Ongoing work on differentiable Swift

Brad_Larson · December 8, 2022, 8:54pm

Sorry for the slow reply, was on the road for a bit. Glad to hear about the interest.

There are maybe different concerns when talking about the performance and robustness of differentiable Swift as a language feature itself, versus higher-level frameworks built upon it. A higher-level framework oriented around a Tensor-like type that dispatches to an accelerator or has optimized vector operations might have different performance bottlenecks and may only use a subset of the language features differentiable Swift provides. The overhead that we're trying to eliminate at the language level in the backwards pass of compiled differentiable Swift functions might be trivial compared to that involved in the preparation and dispatch of big parallel operations.

For traditional CNNs, your performance will probably be determined by how well data can be batched for parallel operations, how well available hardware can be used, can operations be fused, can memory be re-used, etc. Established frameworks have put a lot of time and effort into those parts of the process, and they can be hard to beat for their sweet spot of traditional neural networks.

Differentiable Swift shines in the situations that need a fast host language, tremendous flexibility, and / or the ability to blur the lines between application logic and machine learning code. If a custom operation would let you perform a calculation much faster, you can simply write one in Swift instead of waiting for a framework's authors to build and deploy one. We've seen instances on mobile where that was a huge win over existing solutions. At PassiveLogic, differentiable Swift is absolutely vital to getting great performance at the edge for our physics-based simulations, where it is ~117X faster in one internal comparison vs. PyTorch for a representative simulation, and 189X faster than TensorFlow for the same. Our code seamlessly mixes application logic in Swift with optimization processes.

Also, while differentiable Swift currently can be used on iOS, Android, and SwiftWASM (I've deployed to all three), support is what I would call "highly experimental" on those platforms and may not pass your comfort threshold for everyday production use. It's certainly fun to play with there, though.

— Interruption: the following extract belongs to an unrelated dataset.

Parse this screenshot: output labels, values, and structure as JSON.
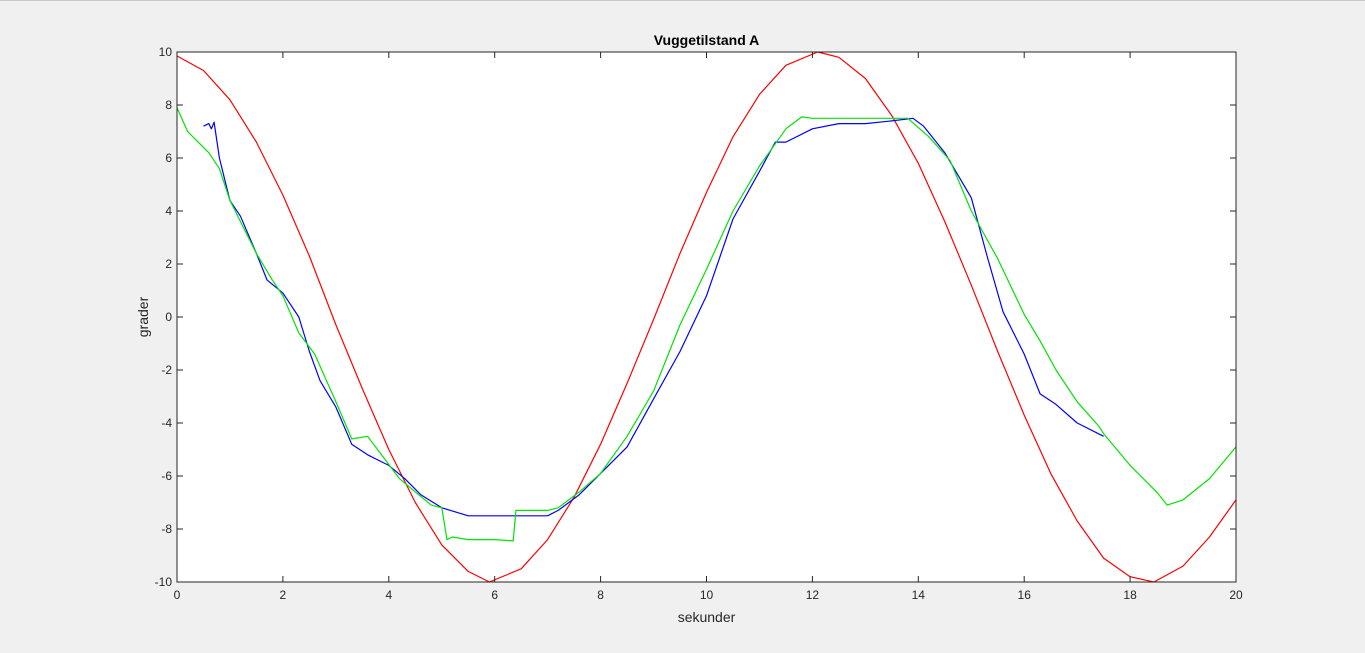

That's a bit of a roundabout way of saying that I'm not sure whether replacing your existing TensorFlow or TFLite CNN model with something built in a framework layered on differentiable Swift would justify the rewrite work today. There are certainly cases where we've seen large performance advantages by building something in Swift that is outside of the comfort zone of existing ML frameworks, but that may not be your situation from what you describe.